Jean-François Gérard
L’Histoire est-elle seulement une question de grands hommes? Non, a démontré Françoise Bâby, une guide certifiée de Montréal, lors d’une visioconférence avec la Société d’histoire de Toronto, le mercredi 24 avril. L’organisme maintient occasionnellement ce type de rendez-vous en ligne pour permettre à des intervenants hors de la Ville reine de partager leur savoir.
Pendant plus d’une heure, la guide s’est intéressée aux « pionnières de Montréal » entre 1642 et 1771. Une sélection de sept portraits de femmes qui se distinguent des « Filles du Roy », envoyées en Nouvelle-France à partir de 1663, et dont l’histoire a été racontée de manière remarquée au Théâtre français de Toronto l’automne dernier. Ou encore des « filles à marier », un peu moins nombreuses et un peu plus tôt. Même si leurs destins se croisent parfois.
C’est notamment le cas de Marguerite Bourgeoys, qui voyage dans un bateau avec 15 « filles à marier ». Elle arrive avec l’intention de fonder la première école à ce qu’on appelait encore Ville-Marie. Mais la colonie étant en manque d’enfants en âge d’apprendre à cette époque, elle se consacre alors à la construction de la première chapelle dédiée à la Vierge Marie. Lorsque les bancs d’école se garnissent, elle poursuit un objectif novateur par rapport à la France : « donner aussi de l’éducation à des filles de classe inférieure et Autochtones », explique la guide.
D’autres femmes marquent la ville de leur empreinte comme Marie Morin, « la première religieuse canadienne », car née à Québec en 1649. À Montréal, elle devient ensuite « la première historienne canadienne » car elle a dressé des annales de l’Hôtel-Dieu. C’est aussi le cas de Marguerite d’Youville, née à Montréal en 1701 et qui prend la direction générale de l’hôpital.
« Les femmes ont eu un rôle sur les trois piliers de notre société : l’éducation, la santé et les services sociaux », résume Françoise Bâby. Ses explications nous emmènent sur des lieux du Vieux-Montréal encore reconnaissables aujourd’hui à l’aide des images qu’elle projette.
La vie de ces femmes se distingue aussi par leur longévité, la plupart ayant dépassé les 60 ans, voire le centenaire pour l’une d’elles. Le tout à une époque où l’espérance de vie en France était de 26 ans. Selon Françoise Bâby cela s’explique par le fait que la colonie était beaucoup moins dense que les villes françaises, ce qui permettait aux maladies de moins se transmettre.

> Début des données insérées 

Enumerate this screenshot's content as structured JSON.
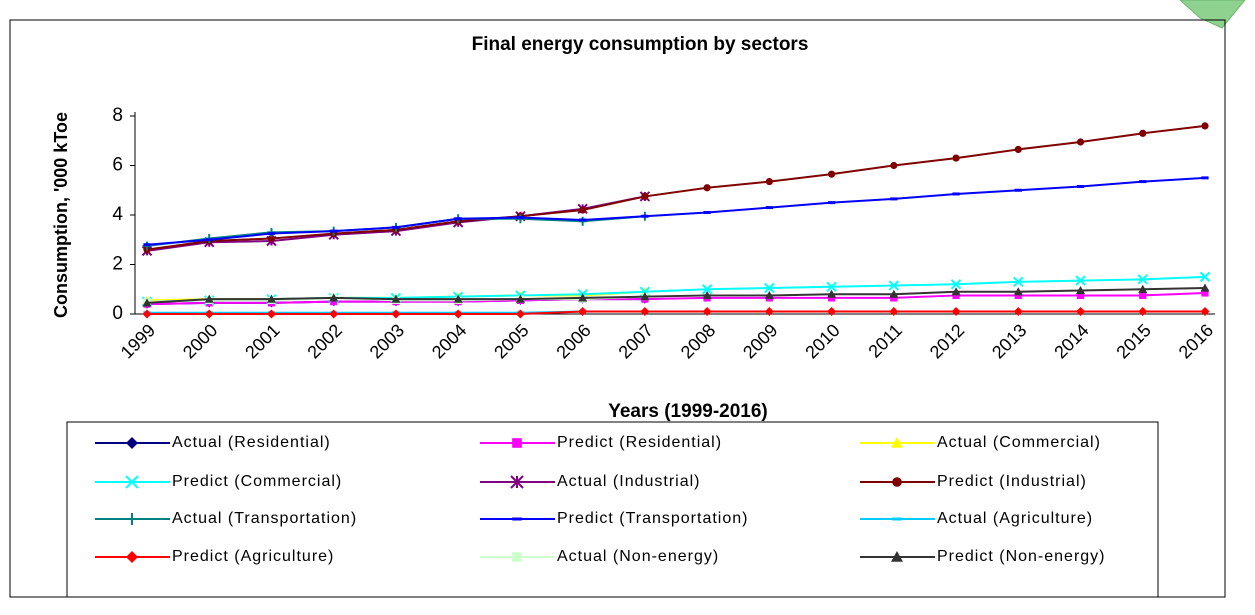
{
  "chart_data": {
    "type": "line",
    "title": "Final energy consumption by sectors",
    "x_label": "Years (1999-2016)",
    "y_label": "Consumption, '000 kToe",
    "categories": [
      "1999",
      "2000",
      "2001",
      "2002",
      "2003",
      "2004",
      "2005",
      "2006",
      "2007",
      "2008",
      "2009",
      "2010",
      "2011",
      "2012",
      "2013",
      "2014",
      "2015",
      "2016"
    ],
    "ylim": [
      0,
      8
    ],
    "yticks": [
      0,
      2,
      4,
      6,
      8
    ],
    "series": [
      {
        "name": "Actual (Residential)",
        "color": "#000080",
        "marker": "diamond",
        "values": [
          0.4,
          0.45,
          0.45,
          0.5,
          0.5,
          0.5,
          0.55,
          0.6,
          0.6,
          null,
          null,
          null,
          null,
          null,
          null,
          null,
          null,
          null
        ]
      },
      {
        "name": "Predict (Residential)",
        "color": "#ff00ff",
        "marker": "square",
        "values": [
          0.4,
          0.45,
          0.45,
          0.5,
          0.5,
          0.5,
          0.55,
          0.6,
          0.6,
          0.65,
          0.65,
          0.65,
          0.65,
          0.75,
          0.75,
          0.75,
          0.75,
          0.85
        ]
      },
      {
        "name": "Actual (Commercial)",
        "color": "#ffff00",
        "marker": "triangle",
        "values": [
          0.55,
          0.6,
          0.6,
          0.65,
          0.65,
          0.7,
          0.75,
          0.75,
          0.9,
          null,
          null,
          null,
          null,
          null,
          null,
          null,
          null,
          null
        ]
      },
      {
        "name": "Predict (Commercial)",
        "color": "#00ffff",
        "marker": "x",
        "values": [
          0.5,
          0.55,
          0.6,
          0.65,
          0.65,
          0.7,
          0.75,
          0.8,
          0.9,
          1.0,
          1.05,
          1.1,
          1.15,
          1.2,
          1.3,
          1.35,
          1.4,
          1.5
        ]
      },
      {
        "name": "Actual (Industrial)",
        "color": "#800080",
        "marker": "asterisk",
        "values": [
          2.55,
          2.9,
          2.95,
          3.2,
          3.35,
          3.7,
          3.95,
          4.25,
          4.75,
          null,
          null,
          null,
          null,
          null,
          null,
          null,
          null,
          null
        ]
      },
      {
        "name": "Predict (Industrial)",
        "color": "#800000",
        "marker": "circle",
        "values": [
          2.6,
          2.95,
          3.05,
          3.25,
          3.4,
          3.75,
          3.95,
          4.2,
          4.75,
          5.1,
          5.35,
          5.65,
          6.0,
          6.3,
          6.65,
          6.95,
          7.3,
          7.6
        ]
      },
      {
        "name": "Actual (Transportation)",
        "color": "#008080",
        "marker": "plus",
        "values": [
          2.75,
          3.05,
          3.3,
          3.35,
          3.5,
          3.85,
          3.85,
          3.75,
          3.95,
          null,
          null,
          null,
          null,
          null,
          null,
          null,
          null,
          null
        ]
      },
      {
        "name": "Predict (Transportation)",
        "color": "#0000ff",
        "marker": "dash",
        "values": [
          2.8,
          3.0,
          3.25,
          3.35,
          3.5,
          3.85,
          3.9,
          3.8,
          3.95,
          4.1,
          4.3,
          4.5,
          4.65,
          4.85,
          5.0,
          5.15,
          5.35,
          5.5
        ]
      },
      {
        "name": "Actual (Agriculture)",
        "color": "#00ccff",
        "marker": "dash",
        "values": [
          0.05,
          0.05,
          0.05,
          0.05,
          0.05,
          0.05,
          0.05,
          0.1,
          0.1,
          null,
          null,
          null,
          null,
          null,
          null,
          null,
          null,
          null
        ]
      },
      {
        "name": "Predict (Agriculture)",
        "color": "#ff0000",
        "marker": "diamond",
        "values": [
          0,
          0,
          0,
          0,
          0,
          0,
          0,
          0.1,
          0.1,
          0.1,
          0.1,
          0.1,
          0.1,
          0.1,
          0.1,
          0.1,
          0.1,
          0.1
        ]
      },
      {
        "name": "Actual (Non-energy)",
        "color": "#ccffcc",
        "marker": "square",
        "values": [
          0.5,
          0.55,
          0.55,
          0.65,
          0.55,
          0.55,
          0.6,
          0.6,
          0.7,
          null,
          null,
          null,
          null,
          null,
          null,
          null,
          null,
          null
        ]
      },
      {
        "name": "Predict (Non-energy)",
        "color": "#333333",
        "marker": "triangle",
        "values": [
          0.45,
          0.6,
          0.6,
          0.65,
          0.6,
          0.6,
          0.6,
          0.65,
          0.7,
          0.75,
          0.75,
          0.8,
          0.8,
          0.9,
          0.9,
          0.95,
          1.0,
          1.05
        ]
      }
    ]
  }
}
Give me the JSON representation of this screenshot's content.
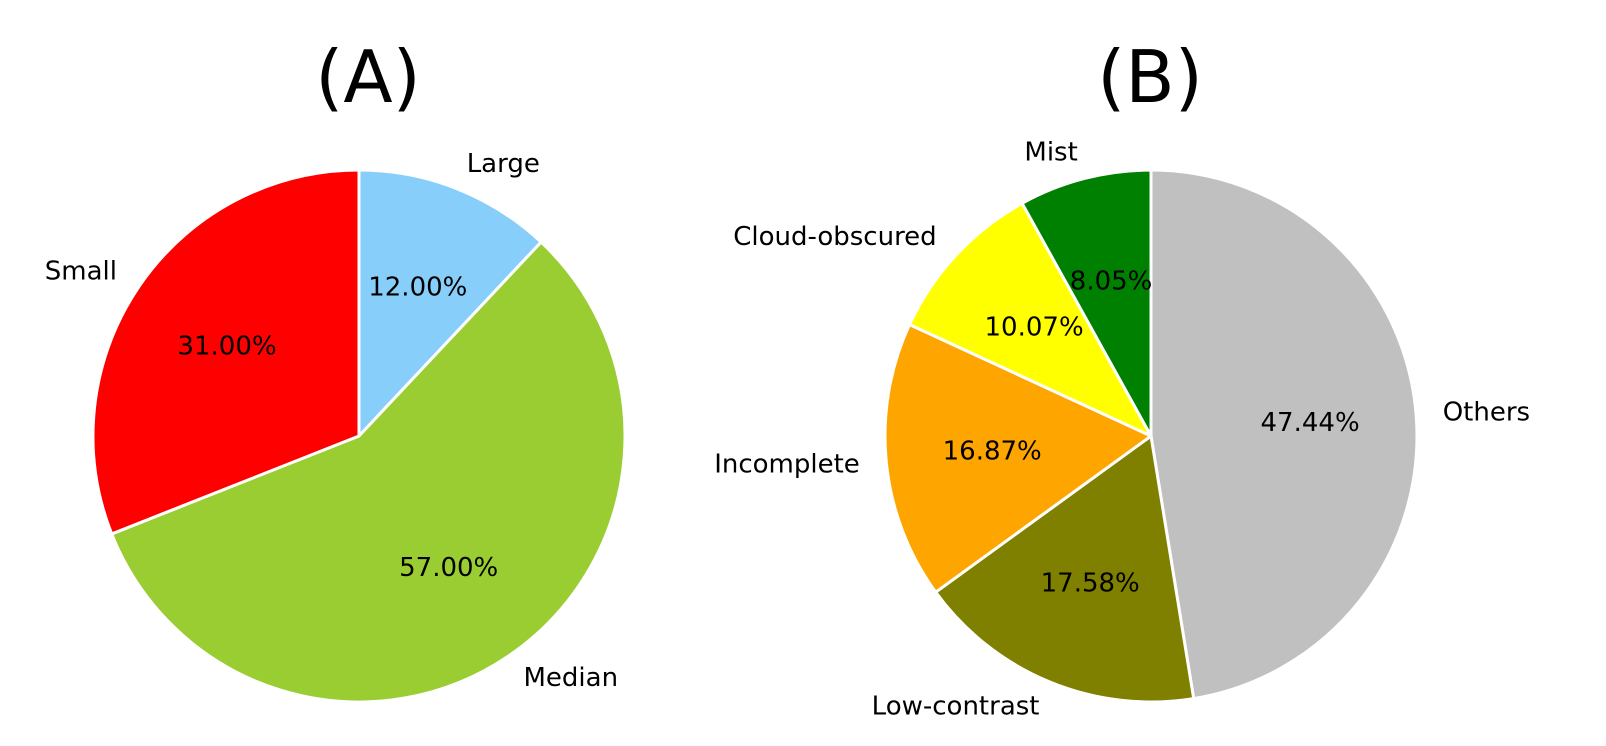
{
  "chart_data": [
    {
      "type": "pie",
      "title": "(A)",
      "start_angle_deg": 90,
      "direction": "clockwise",
      "slices": [
        {
          "label": "Large",
          "value": 12.0,
          "pct_text": "12.00%",
          "color": "#87CEFA"
        },
        {
          "label": "Median",
          "value": 57.0,
          "pct_text": "57.00%",
          "color": "#9ACD32"
        },
        {
          "label": "Small",
          "value": 31.0,
          "pct_text": "31.00%",
          "color": "#FF0000"
        }
      ]
    },
    {
      "type": "pie",
      "title": "(B)",
      "start_angle_deg": 90,
      "direction": "clockwise",
      "slices": [
        {
          "label": "Others",
          "value": 47.44,
          "pct_text": "47.44%",
          "color": "#C0C0C0"
        },
        {
          "label": "Low-contrast",
          "value": 17.58,
          "pct_text": "17.58%",
          "color": "#808000"
        },
        {
          "label": "Incomplete",
          "value": 16.87,
          "pct_text": "16.87%",
          "color": "#FFA500"
        },
        {
          "label": "Cloud-obscured",
          "value": 10.07,
          "pct_text": "10.07%",
          "color": "#FFFF00"
        },
        {
          "label": "Mist",
          "value": 8.05,
          "pct_text": "8.05%",
          "color": "#008000"
        }
      ]
    }
  ]
}
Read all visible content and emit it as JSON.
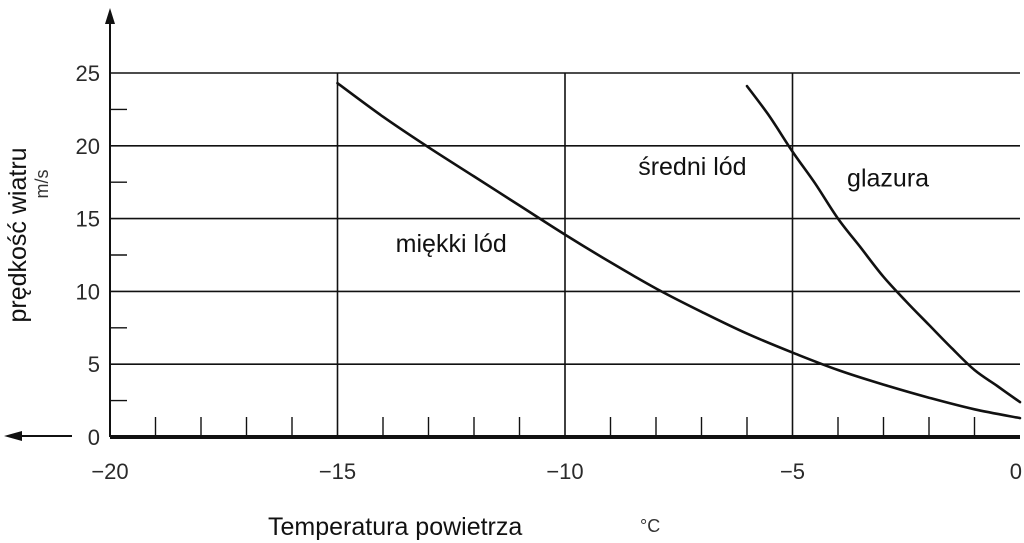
{
  "chart_data": {
    "type": "line",
    "xlabel": "Temperatura powietrza",
    "xunit": "°C",
    "ylabel": "prędkość wiatru",
    "yunit": "m/s",
    "xlim": [
      -20,
      0
    ],
    "ylim": [
      0,
      25
    ],
    "x_ticks": [
      -20,
      -15,
      -10,
      -5,
      0
    ],
    "x_tick_labels": [
      "−20",
      "−15",
      "−10",
      "−5",
      "0"
    ],
    "y_ticks": [
      0,
      5,
      10,
      15,
      20,
      25
    ],
    "y_tick_labels": [
      "0",
      "5",
      "10",
      "15",
      "20",
      "25"
    ],
    "grid": true,
    "regions": [
      {
        "label": "miękki lód",
        "x": -12.5,
        "y": 12.7
      },
      {
        "label": "średni lód",
        "x": -7.2,
        "y": 18
      },
      {
        "label": "glazura",
        "x": -2.9,
        "y": 17.2
      }
    ],
    "series": [
      {
        "x": [
          -15,
          -14,
          -13,
          -12,
          -11,
          -10,
          -9,
          -8,
          -7,
          -6,
          -5,
          -4,
          -3,
          -2,
          -1,
          0
        ],
        "y": [
          24.3,
          22.0,
          19.9,
          17.9,
          15.9,
          13.9,
          12.0,
          10.2,
          8.6,
          7.1,
          5.8,
          4.6,
          3.6,
          2.7,
          1.9,
          1.3
        ]
      },
      {
        "x": [
          -6,
          -5.5,
          -5,
          -4.5,
          -4,
          -3.5,
          -3,
          -2.5,
          -2,
          -1.5,
          -1,
          -0.5,
          0
        ],
        "y": [
          24.1,
          22.0,
          19.6,
          17.4,
          15.0,
          13.0,
          11.0,
          9.3,
          7.7,
          6.1,
          4.6,
          3.5,
          2.4
        ]
      }
    ]
  }
}
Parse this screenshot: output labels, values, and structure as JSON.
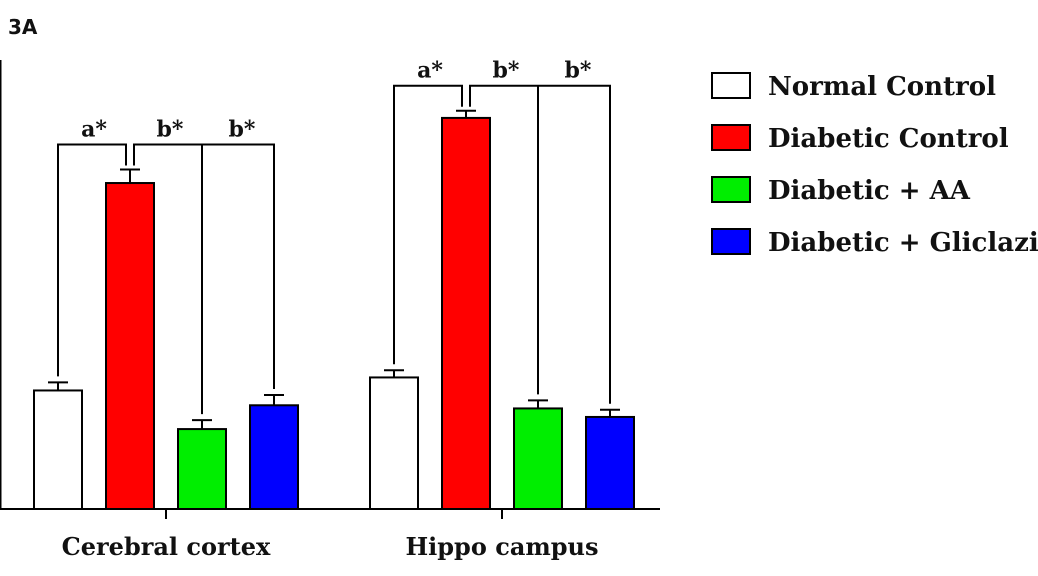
{
  "chart_data": {
    "type": "bar",
    "panel_label": "3A",
    "title": "",
    "xlabel": "",
    "ylabel": "",
    "categories": [
      "Cerebral cortex",
      "Hippo campus"
    ],
    "ylim": [
      0,
      100
    ],
    "series": [
      {
        "name": "Normal Control",
        "color": "#ffffff",
        "values": [
          26.4,
          29.3
        ],
        "errors": [
          1.8,
          1.6
        ]
      },
      {
        "name": "Diabetic Control",
        "color": "#ff0000",
        "values": [
          72.6,
          87.1
        ],
        "errors": [
          3.0,
          1.6
        ]
      },
      {
        "name": "Diabetic + AA",
        "color": "#00ee00",
        "values": [
          17.8,
          22.4
        ],
        "errors": [
          2.0,
          1.8
        ]
      },
      {
        "name": "Diabetic + Gliclazide",
        "color": "#0000ff",
        "values": [
          23.1,
          20.5
        ],
        "errors": [
          2.3,
          1.6
        ]
      }
    ],
    "significance": [
      {
        "group": 0,
        "labels": [
          "a*",
          "b*",
          "b*"
        ]
      },
      {
        "group": 1,
        "labels": [
          "a*",
          "b*",
          "b*"
        ]
      }
    ],
    "grid": false,
    "legend_position": "right"
  }
}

La reconnaissance de cet héritage féminin a mis du temps à émerger. Françoise Bâby raconte elle-même avoir découvert le parcours de certaines de ces femmes moins connues « il y a seulement quelques années ». En 2017, Montréal a mis en place Toponym’elles, une banque de noms pour que les femmes soient mieux présentes dans l’espace public, à la hauteur de leur contribution.
Photo : La guide a aussi évoqué le parcours de Jeanne Mance, infirmière laïque venue de France qui a dirigé l’Hôtel-Dieu. Jeanne Mance est une figure du Monument à Maisonneuve à la Place d’Armes, Montréal.